We have worked in social impact field for more than 25 years. We started out with an idea to mobilize a small town to take care of itself and have ended up working with multi-national corporations on six continents to create ways to make the world better. In every conversation with a company — after we learn about what their strategy is, what the brand represents, and what their people want — we always end up asking, “OK, what are you going to do?”
We created the foundation of this data analysis on three consistent observations over the years:
First, goals and strategy are good and necessary, but at some point, someone is going to have to do something. Good senior management teams know that they are judged on what they do rather than what they say. Rising generations of employees and customers are listening less and watching more.
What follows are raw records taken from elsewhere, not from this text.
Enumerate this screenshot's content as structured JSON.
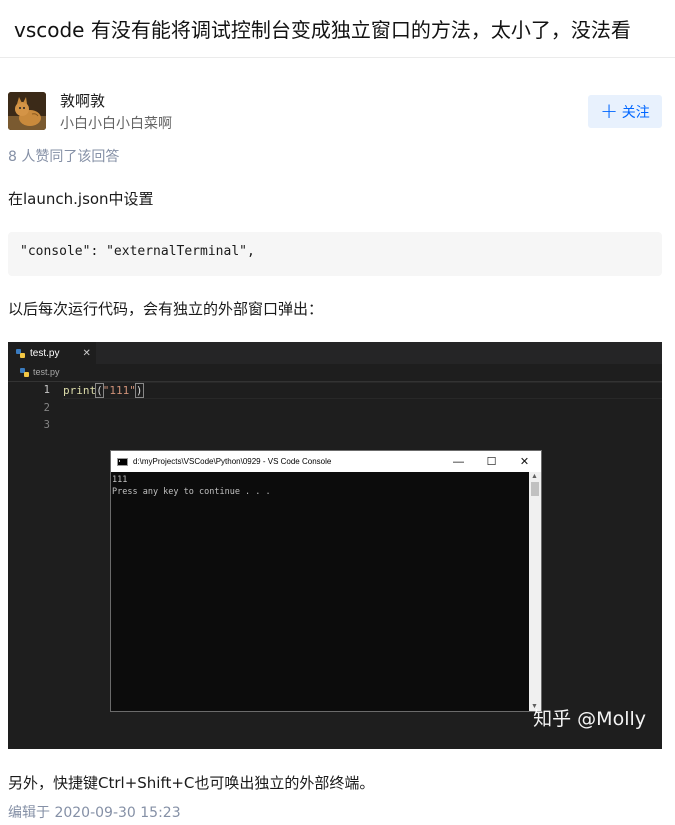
{
  "question": {
    "title": "vscode 有没有能将调试控制台变成独立窗口的方法，太小了，没法看"
  },
  "author": {
    "name": "敦啊敦",
    "bio": "小白小白小白菜啊",
    "avatar_icon": "cat-avatar"
  },
  "follow": {
    "icon": "plus-icon",
    "label": "关注"
  },
  "votes_text": "8 人赞同了该回答",
  "answer": {
    "para1": "在launch.json中设置",
    "code": "\"console\": \"externalTerminal\",",
    "para2": "以后每次运行代码，会有独立的外部窗口弹出：",
    "para3": "另外，快捷键Ctrl+Shift+C也可唤出独立的外部终端。"
  },
  "screenshot": {
    "tab_label": "test.py",
    "tab_close": "✕",
    "breadcrumb": "test.py",
    "line_numbers": [
      "1",
      "2",
      "3"
    ],
    "code_fn": "print",
    "code_open": "(",
    "code_str": "\"111\"",
    "code_close": ")",
    "console_title": "d:\\myProjects\\VSCode\\Python\\0929 - VS Code Console",
    "minimize": "—",
    "maximize": "☐",
    "close": "✕",
    "console_lines": [
      "111",
      "Press any key to continue . . ."
    ],
    "watermark": "知乎 @Molly"
  },
  "edit_time": "编辑于 2020-09-30 15:23",
  "colors": {
    "accent": "#0066ff",
    "follow_bg": "#e8f1fd",
    "meta_gray": "#8590a6"
  }
}
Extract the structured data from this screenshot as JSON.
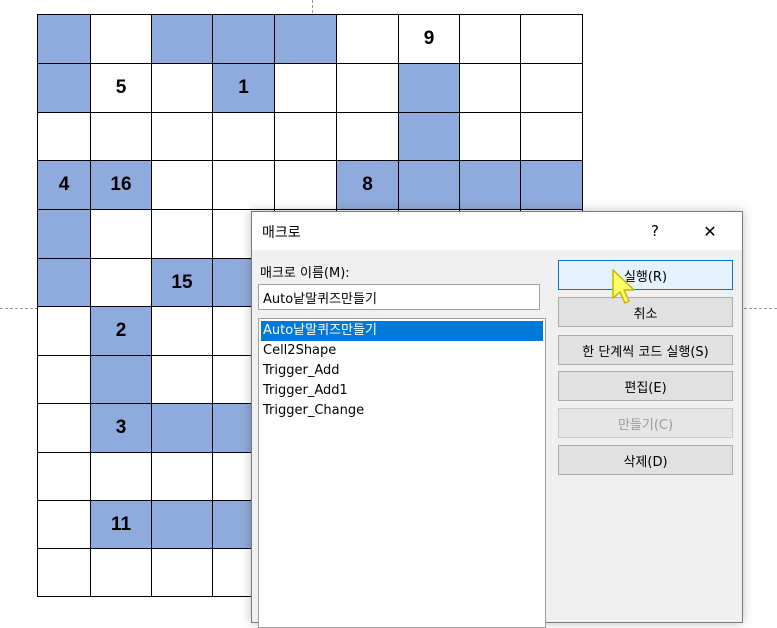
{
  "grid": {
    "rows": [
      [
        {
          "f": true,
          "n": ""
        },
        {
          "f": false,
          "n": ""
        },
        {
          "f": true,
          "n": ""
        },
        {
          "f": true,
          "n": ""
        },
        {
          "f": true,
          "n": ""
        },
        {
          "f": false,
          "n": ""
        },
        {
          "f": false,
          "n": "9"
        },
        {
          "f": false,
          "n": ""
        },
        {
          "f": false,
          "n": ""
        }
      ],
      [
        {
          "f": true,
          "n": ""
        },
        {
          "f": false,
          "n": "5"
        },
        {
          "f": false,
          "n": ""
        },
        {
          "f": true,
          "n": "1"
        },
        {
          "f": false,
          "n": ""
        },
        {
          "f": false,
          "n": ""
        },
        {
          "f": true,
          "n": ""
        },
        {
          "f": false,
          "n": ""
        },
        {
          "f": false,
          "n": ""
        }
      ],
      [
        {
          "f": false,
          "n": ""
        },
        {
          "f": false,
          "n": ""
        },
        {
          "f": false,
          "n": ""
        },
        {
          "f": false,
          "n": ""
        },
        {
          "f": false,
          "n": ""
        },
        {
          "f": false,
          "n": ""
        },
        {
          "f": true,
          "n": ""
        },
        {
          "f": false,
          "n": ""
        },
        {
          "f": false,
          "n": ""
        }
      ],
      [
        {
          "f": true,
          "n": "4"
        },
        {
          "f": true,
          "n": "16"
        },
        {
          "f": false,
          "n": ""
        },
        {
          "f": false,
          "n": ""
        },
        {
          "f": false,
          "n": ""
        },
        {
          "f": true,
          "n": "8"
        },
        {
          "f": true,
          "n": ""
        },
        {
          "f": true,
          "n": ""
        },
        {
          "f": true,
          "n": ""
        }
      ],
      [
        {
          "f": true,
          "n": ""
        },
        {
          "f": false,
          "n": ""
        },
        {
          "f": false,
          "n": ""
        },
        {
          "f": false,
          "n": ""
        },
        {
          "f": false,
          "n": ""
        },
        {
          "f": false,
          "n": ""
        },
        {
          "f": false,
          "n": ""
        },
        {
          "f": false,
          "n": ""
        },
        {
          "f": false,
          "n": ""
        }
      ],
      [
        {
          "f": true,
          "n": ""
        },
        {
          "f": false,
          "n": ""
        },
        {
          "f": true,
          "n": "15"
        },
        {
          "f": true,
          "n": ""
        },
        {
          "f": false,
          "n": ""
        },
        {
          "f": false,
          "n": ""
        },
        {
          "f": false,
          "n": ""
        },
        {
          "f": false,
          "n": ""
        },
        {
          "f": false,
          "n": ""
        }
      ],
      [
        {
          "f": false,
          "n": ""
        },
        {
          "f": true,
          "n": "2"
        },
        {
          "f": false,
          "n": ""
        },
        {
          "f": false,
          "n": ""
        },
        {
          "f": false,
          "n": ""
        },
        {
          "f": false,
          "n": ""
        },
        {
          "f": false,
          "n": ""
        },
        {
          "f": false,
          "n": ""
        },
        {
          "f": false,
          "n": ""
        }
      ],
      [
        {
          "f": false,
          "n": ""
        },
        {
          "f": true,
          "n": ""
        },
        {
          "f": false,
          "n": ""
        },
        {
          "f": false,
          "n": ""
        },
        {
          "f": false,
          "n": ""
        },
        {
          "f": false,
          "n": ""
        },
        {
          "f": false,
          "n": ""
        },
        {
          "f": false,
          "n": ""
        },
        {
          "f": false,
          "n": ""
        }
      ],
      [
        {
          "f": false,
          "n": ""
        },
        {
          "f": true,
          "n": "3"
        },
        {
          "f": true,
          "n": ""
        },
        {
          "f": true,
          "n": ""
        },
        {
          "f": false,
          "n": ""
        },
        {
          "f": false,
          "n": ""
        },
        {
          "f": false,
          "n": ""
        },
        {
          "f": false,
          "n": ""
        },
        {
          "f": false,
          "n": ""
        }
      ],
      [
        {
          "f": false,
          "n": ""
        },
        {
          "f": false,
          "n": ""
        },
        {
          "f": false,
          "n": ""
        },
        {
          "f": false,
          "n": ""
        },
        {
          "f": false,
          "n": ""
        },
        {
          "f": false,
          "n": ""
        },
        {
          "f": false,
          "n": ""
        },
        {
          "f": false,
          "n": ""
        },
        {
          "f": false,
          "n": ""
        }
      ],
      [
        {
          "f": false,
          "n": ""
        },
        {
          "f": true,
          "n": "11"
        },
        {
          "f": true,
          "n": ""
        },
        {
          "f": true,
          "n": ""
        },
        {
          "f": false,
          "n": ""
        },
        {
          "f": false,
          "n": ""
        },
        {
          "f": false,
          "n": ""
        },
        {
          "f": false,
          "n": ""
        },
        {
          "f": false,
          "n": ""
        }
      ],
      [
        {
          "f": false,
          "n": ""
        },
        {
          "f": false,
          "n": ""
        },
        {
          "f": false,
          "n": ""
        },
        {
          "f": false,
          "n": ""
        },
        {
          "f": false,
          "n": ""
        },
        {
          "f": false,
          "n": ""
        },
        {
          "f": false,
          "n": ""
        },
        {
          "f": false,
          "n": ""
        },
        {
          "f": false,
          "n": ""
        }
      ]
    ],
    "colors": {
      "filled": "#8faadc",
      "empty": "#ffffff"
    }
  },
  "dialog": {
    "title": "매크로",
    "help_label": "?",
    "close_label": "✕",
    "name_label": "매크로 이름(M):",
    "name_value": "Auto낱말퀴즈만들기",
    "macros": [
      "Auto낱말퀴즈만들기",
      "Cell2Shape",
      "Trigger_Add",
      "Trigger_Add1",
      "Trigger_Change"
    ],
    "selected_index": 0,
    "buttons": {
      "run": "실행(R)",
      "cancel": "취소",
      "step_into": "한 단계씩 코드 실행(S)",
      "edit": "편집(E)",
      "create": "만들기(C)",
      "delete": "삭제(D)"
    },
    "accent_color": "#0078d7"
  },
  "cursor": {
    "icon": "pointer-cursor-icon",
    "color": "#ffff66"
  }
}
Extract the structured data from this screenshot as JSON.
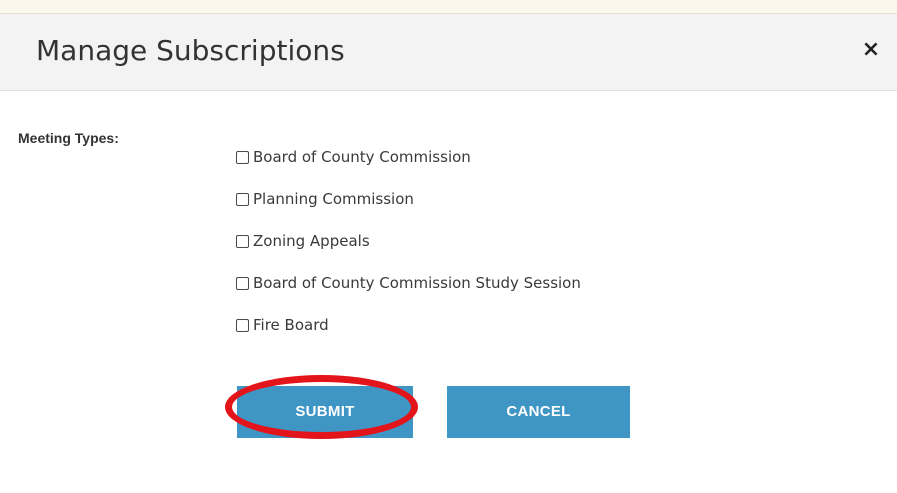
{
  "dialog": {
    "title": "Manage Subscriptions",
    "close_label": "×"
  },
  "form": {
    "field_label": "Meeting Types:",
    "options": [
      {
        "label": "Board of County Commission",
        "checked": false
      },
      {
        "label": "Planning Commission",
        "checked": false
      },
      {
        "label": "Zoning Appeals",
        "checked": false
      },
      {
        "label": "Board of County Commission Study Session",
        "checked": false
      },
      {
        "label": "Fire Board",
        "checked": false
      }
    ]
  },
  "buttons": {
    "submit_label": "SUBMIT",
    "cancel_label": "CANCEL"
  },
  "colors": {
    "button": "#3f95c4",
    "highlight": "#e4141b",
    "header_bg": "#f3f3f3",
    "top_band": "#fbf7ea"
  }
}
They want to see action. Real impact is a lagging indicator. If you want to reveal a company’s real strategy and intention, you need to look at where and how are investing their resources.
Second, we have seen social impact move from something that only a corporate foundation does to something that is done across an entire enterprise. We have worked with foundations, marketing departments, meeting and events teams, and HR teams. In recent years, however, we have been working more with finance, strategy teams, and CEOs directly. Coherent actions and communications across these disciplines is hard to find — and so is good information. Short-term incentives have created disjointed actions and reporting.
Third, all of our experience and clients have been with for-profit industry. The key metric for business is how they are doing against their competitors. Capitalism is amoral; it can be told what to do. By creating these benchmarks and standing up a company’s actions against competitors, we aim to mobilize more action and investment across the enterprise.
SocialMarks is first and foremost an actionable dataset that shows management teams how they are doing against their competition when it comes to the ‘S’ of ESG. We look less at what companies say and more at what they are doing. We want to compare actions across companies so that when you ask, “What are we going to do?”, there are guideposts on where to start.
The approach is novel in how we have combined and scored the data to reveal opportunites. There isn’t an absolute score or judgment in here. Everything is designed to be relative, so that the laws of competition can come into play in a way that makes everyone win.